In the previous post, Introduction to batch processing – MapReduce, I introduced the MapReduce framework and gave a high-level rundown of its execution flow. Today, I will focus on the details of the execution flow, like the infamous shuffle. My goal for this post is to cover what a shuffle is, and how it can impact the performance of data pipelines.

The Cost of Moving Data

The figure below contains an example of how the counting words problem works in a MapReduce framework. We saw, in the previous post,  that the number of mappers is fixed – it is equal to the number of partitions we have for our input data. The number of reducers, on the other hand, is defined by us, the programmer. Each reducer can get data from any of the mappers. In a distributed system, this moving of data between nodes results in network, memory and disk costs which slow down the computation. To understand this cost and how to use it to improve our computation time, we need to understand what exactly happens during the data movement phase (the sort and shuffle phase).

MapReduce example
Counting words in MapReduce

Shuffle

We know that the reducers get the data from any number of mappers, which means that some reducers might not get any data, while others might get data from all the mappers. This spaghetti pattern (illustrated below) between mappers and reducers is called a shuffle – the process of sorting, and copying partitioned data from mappers to reducers.
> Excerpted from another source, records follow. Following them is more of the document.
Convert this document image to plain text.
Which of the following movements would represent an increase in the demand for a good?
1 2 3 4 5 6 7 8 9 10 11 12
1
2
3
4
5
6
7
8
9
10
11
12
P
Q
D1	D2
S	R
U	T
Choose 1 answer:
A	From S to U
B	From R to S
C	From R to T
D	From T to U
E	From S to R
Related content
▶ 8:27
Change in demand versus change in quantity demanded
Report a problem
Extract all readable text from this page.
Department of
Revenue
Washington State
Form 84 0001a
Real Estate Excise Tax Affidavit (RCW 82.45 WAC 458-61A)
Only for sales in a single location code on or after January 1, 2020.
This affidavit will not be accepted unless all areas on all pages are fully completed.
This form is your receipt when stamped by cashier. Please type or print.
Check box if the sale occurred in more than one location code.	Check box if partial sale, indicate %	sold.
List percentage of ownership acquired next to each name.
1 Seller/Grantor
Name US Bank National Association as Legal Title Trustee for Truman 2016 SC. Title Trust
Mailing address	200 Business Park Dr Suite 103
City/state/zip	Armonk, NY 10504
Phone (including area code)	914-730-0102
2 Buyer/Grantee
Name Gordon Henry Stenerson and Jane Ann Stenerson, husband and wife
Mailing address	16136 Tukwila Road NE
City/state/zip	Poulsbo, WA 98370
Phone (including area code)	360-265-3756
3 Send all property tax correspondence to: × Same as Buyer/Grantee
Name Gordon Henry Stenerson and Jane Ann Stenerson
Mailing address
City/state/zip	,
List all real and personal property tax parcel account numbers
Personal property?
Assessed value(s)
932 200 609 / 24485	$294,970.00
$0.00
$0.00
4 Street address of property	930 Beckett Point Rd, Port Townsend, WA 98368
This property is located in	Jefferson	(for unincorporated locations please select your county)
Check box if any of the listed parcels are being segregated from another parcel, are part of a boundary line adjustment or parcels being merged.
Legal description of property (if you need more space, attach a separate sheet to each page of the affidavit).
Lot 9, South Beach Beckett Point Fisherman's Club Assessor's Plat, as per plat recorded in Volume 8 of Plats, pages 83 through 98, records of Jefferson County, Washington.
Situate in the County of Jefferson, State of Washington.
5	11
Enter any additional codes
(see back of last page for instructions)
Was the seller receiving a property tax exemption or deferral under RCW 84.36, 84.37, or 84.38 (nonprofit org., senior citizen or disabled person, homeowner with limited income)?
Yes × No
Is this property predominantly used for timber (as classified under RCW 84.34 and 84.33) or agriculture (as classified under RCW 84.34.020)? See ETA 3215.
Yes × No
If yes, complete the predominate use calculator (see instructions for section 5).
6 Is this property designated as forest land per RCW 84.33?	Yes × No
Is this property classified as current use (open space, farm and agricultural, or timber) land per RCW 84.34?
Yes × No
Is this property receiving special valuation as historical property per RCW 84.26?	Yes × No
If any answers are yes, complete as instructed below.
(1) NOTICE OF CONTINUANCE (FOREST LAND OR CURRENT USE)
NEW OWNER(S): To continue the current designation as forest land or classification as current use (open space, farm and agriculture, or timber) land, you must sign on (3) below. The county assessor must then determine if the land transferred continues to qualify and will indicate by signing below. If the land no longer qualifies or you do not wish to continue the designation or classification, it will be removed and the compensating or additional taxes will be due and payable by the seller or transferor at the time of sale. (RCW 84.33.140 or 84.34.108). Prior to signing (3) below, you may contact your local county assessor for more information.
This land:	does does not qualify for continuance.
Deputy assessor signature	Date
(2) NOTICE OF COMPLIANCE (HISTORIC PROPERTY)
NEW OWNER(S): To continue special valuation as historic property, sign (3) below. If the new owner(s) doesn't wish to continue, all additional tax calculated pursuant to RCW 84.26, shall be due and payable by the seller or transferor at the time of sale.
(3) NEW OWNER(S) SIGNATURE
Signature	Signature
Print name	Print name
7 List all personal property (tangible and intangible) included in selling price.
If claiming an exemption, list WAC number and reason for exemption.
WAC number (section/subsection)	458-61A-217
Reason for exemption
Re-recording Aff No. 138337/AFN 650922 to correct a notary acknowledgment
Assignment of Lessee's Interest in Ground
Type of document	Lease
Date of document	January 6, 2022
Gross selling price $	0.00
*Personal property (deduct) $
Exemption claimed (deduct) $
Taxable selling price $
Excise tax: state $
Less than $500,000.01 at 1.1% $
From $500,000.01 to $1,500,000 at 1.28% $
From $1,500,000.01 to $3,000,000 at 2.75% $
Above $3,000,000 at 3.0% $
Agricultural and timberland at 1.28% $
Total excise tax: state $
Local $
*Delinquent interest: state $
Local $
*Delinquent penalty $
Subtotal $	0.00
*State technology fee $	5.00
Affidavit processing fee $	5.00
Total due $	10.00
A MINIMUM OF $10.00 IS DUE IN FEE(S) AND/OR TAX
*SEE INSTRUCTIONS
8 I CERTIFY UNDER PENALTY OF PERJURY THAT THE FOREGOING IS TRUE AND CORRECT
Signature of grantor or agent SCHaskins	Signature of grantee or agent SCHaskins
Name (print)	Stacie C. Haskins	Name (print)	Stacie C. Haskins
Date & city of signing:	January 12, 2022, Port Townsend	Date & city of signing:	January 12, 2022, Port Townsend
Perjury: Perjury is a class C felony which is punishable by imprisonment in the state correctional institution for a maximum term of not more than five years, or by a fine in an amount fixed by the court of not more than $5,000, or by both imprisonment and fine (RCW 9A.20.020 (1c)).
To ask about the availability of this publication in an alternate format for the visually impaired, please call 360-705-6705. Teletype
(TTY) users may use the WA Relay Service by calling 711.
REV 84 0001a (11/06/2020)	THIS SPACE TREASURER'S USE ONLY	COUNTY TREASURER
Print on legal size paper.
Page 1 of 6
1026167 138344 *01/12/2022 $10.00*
This is an expensive operation that moves the data over the network and is bound by network IO. If you remember from the Introduction to batch processing – MapReduce post, we learned that the whole point of MapReduce is to minimize data movement by sending our code (map and reduce functions) to the nodes containing data. This naturally leads to the conclusion that shuffles could be a serious bottleneck for MapReduce-based data pipelines. This shows the importance of properly partitioning the data, defining the number of reducers and even sometimes repartitioning the input data to speed up computation. Unfortunately, data transfer is not the only cost of a shuffle. During the shuffle phase, data is sorted and also sometimes written to disk.

MapReduce shuffle example
Example of Data Shuffle in MapReduce – Counting Words Problem

Disk

Classical MapReduce frameworks like, the one found in Hadoop, would use disk storage to write out their output results and temporary buffers. This would make it easy to chain multiple MapReduce jobs to create complex pipelines. However, this design means that a large and complex MapReduce data pipeline would also acquire huge disk IO cost, making it even slower. This has inspired other distributed computation frameworks that prefer to keep data in-memory like Spark.

Sorting

Each paragraph so far explained a resource cost in a MapReduce-based data pipeline, as well as why it is there in the first place. What about sorting?

The reduce phase consists of reducers applying a function to reduce incoming data. This function is applied to a chunk of input data with the same key. One easy way to implement this is, well… just sort the input data by keys. This way, the reducer can easily iterate over the sorted data and apply its function. Because the reducer can get data from multiple mappers, each mapper sorts its outputs locally and sends the sorted chunks to the reducers. Reducers then just merge the sorted chunks. This is called Merge sort and it is one of the most famous sorting algorithms in big data and distributed systems. It falls into a class of external sorting algorithms which can easily handle massive amounts of data (just like our MapReduce-based data pipeline).

Conclusion

MapReduce is a convenient abstraction and a robust model to process large amounts of data in a distributed setting. It uses the disk to store outputs, and while it is slower than its in-memory competitors, it allows the data pipeline to process huge amounts of data. Processing hundreds of terabytes in a system like this, isn’t a problem. It will do the job, albeit slow, even with a small number of nodes. Processing the same data in a system like Spark might result in faster processing time, but also most likely require a significant increase in either node count or cost per node giving the increase in RAM memory.